Actions claiming such compensation can be commenced against the natural or legal person that has caused the damage, and against any other persons that act on their behalf or as intermediaries[5]. In such case, actions can be brought before the courts of any EU State that have jurisdiction under Regulation (EU) 1215/2012, also known as recast Brussels I Regulation (Regulation 2271/96 refers to the 1968 Brussels Convention, but that convention has been replaced by the above-mentioned Regulation). In addition, Article 5.1 opens new forums with jurisdiction, in addition to those provided in the recast Brussels I Regulation and allows the claim to be filed in the courts of any State in which the person or entity causing the damage or who acts on their behalf or as intermediary owns property.

For the purposes of this measure, therefore, it is important to identify the natural or legal persons that institute proceedings under Title III of the Helms-Burton Act, including the identification of the representatives or intermediaries that they use in such claim, so as to subsequently identify and locate the economic interests and property which all of them may have in any EU Member State.

Consequently, it is advisable for any claim which is pursued in the United States, under Title III of the Helms-Burton Act, against companies with interests in Cuba, to be analyzed from the perspective of the body of European Union law for the purposes of planning in advance the reactive judicial measures which may be commenced in the EU in order to counteract or mitigate the effects of such proceedings.

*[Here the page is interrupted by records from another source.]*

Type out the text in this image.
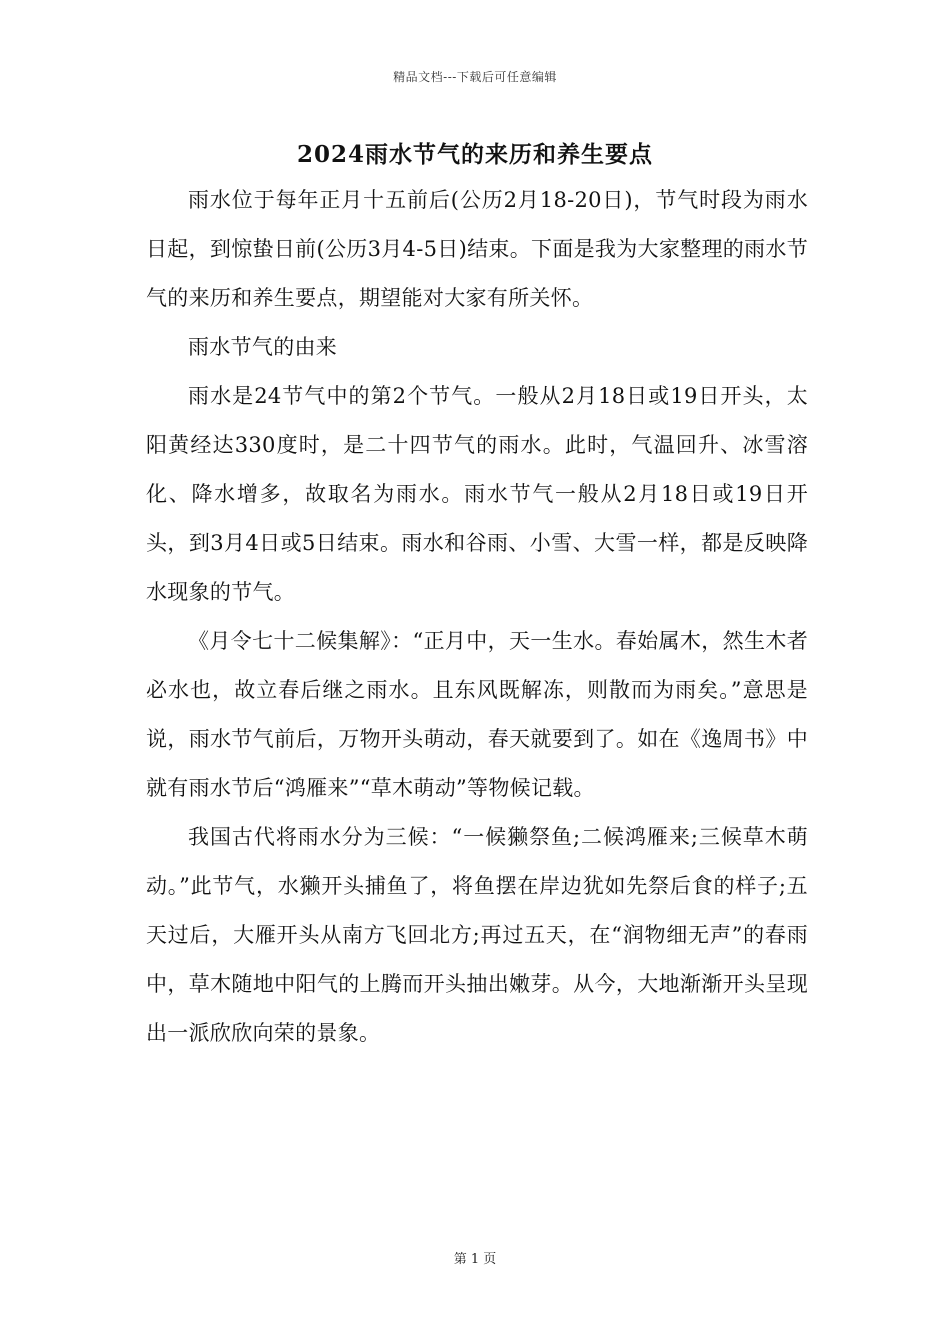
精品文档---下载后可任意编辑
2024雨水节气的来历和养生要点

雨水位于每年正月十五前后(公历2月18-20日)，节气时段为雨水日起，到惊蛰日前(公历3月4-5日)结束。下面是我为大家整理的雨水节气的来历和养生要点，期望能对大家有所关怀。

雨水节气的由来

雨水是24节气中的第2个节气。一般从2月18日或19日开头，太阳黄经达330度时，是二十四节气的雨水。此时，气温回升、冰雪溶化、降水增多，故取名为雨水。雨水节气一般从2月18日或19日开头，到3月4日或5日结束。雨水和谷雨、小雪、大雪一样，都是反映降水现象的节气。

《月令七十二候集解》：“正月中，天一生水。春始属木，然生木者必水也，故立春后继之雨水。且东风既解冻，则散而为雨矣。”意思是说，雨水节气前后，万物开头萌动，春天就要到了。如在《逸周书》中就有雨水节后“鸿雁来”“草木萌动”等物候记载。

我国古代将雨水分为三候：“一候獭祭鱼;二候鸿雁来;三候草木萌动。”此节气，水獭开头捕鱼了，将鱼摆在岸边犹如先祭后食的样子;五天过后，大雁开头从南方飞回北方;再过五天，在“润物细无声”的春雨中，草木随地中阳气的上腾而开头抽出嫩芽。从今，大地渐渐开头呈现出一派欣欣向荣的景象。

第 1 页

[1] In addition to the antidotal legislation that could be applicable in Cuba (inter alia, Law 80).

[2] Although Regulation 2271/96 also covers U.S. legislation imposing sanctions against Libya and Iran, this document focuses, however, only on the consequences arising from the lifting of the suspension of Title III of the Helms-Burton Act. Therefore, any references which are made will be limited to that legislation.

[3] The second instrument which updates and implements Regulation 2271/96 is Commission Delegated Regulation (EU) 2018/1100 of June 6, 2018, amending the Annex to Council Regulation (EC) No 2271/96 protecting against the effects of extra-territorial application of legislation adopted by a third country, and actions based thereon or resulting therefrom. The purpose of this Regulation was to update the list of national legislation considered as extraterritorial, for the purpose of including new sanctions adopted by the U.S. administration against Iran.

[4] For the purposes of Regulation 2271/96, “being a resident in the Community” means: being legally established in the Community for a period of at least six months within the 12-month period immediately prior to the date on which, under this Regulation, an obligation arises or a right is exercised.

[5] The express recognition of direct personal liability of representatives or intermediaries broadens the range of potential defendants in this countermeasure.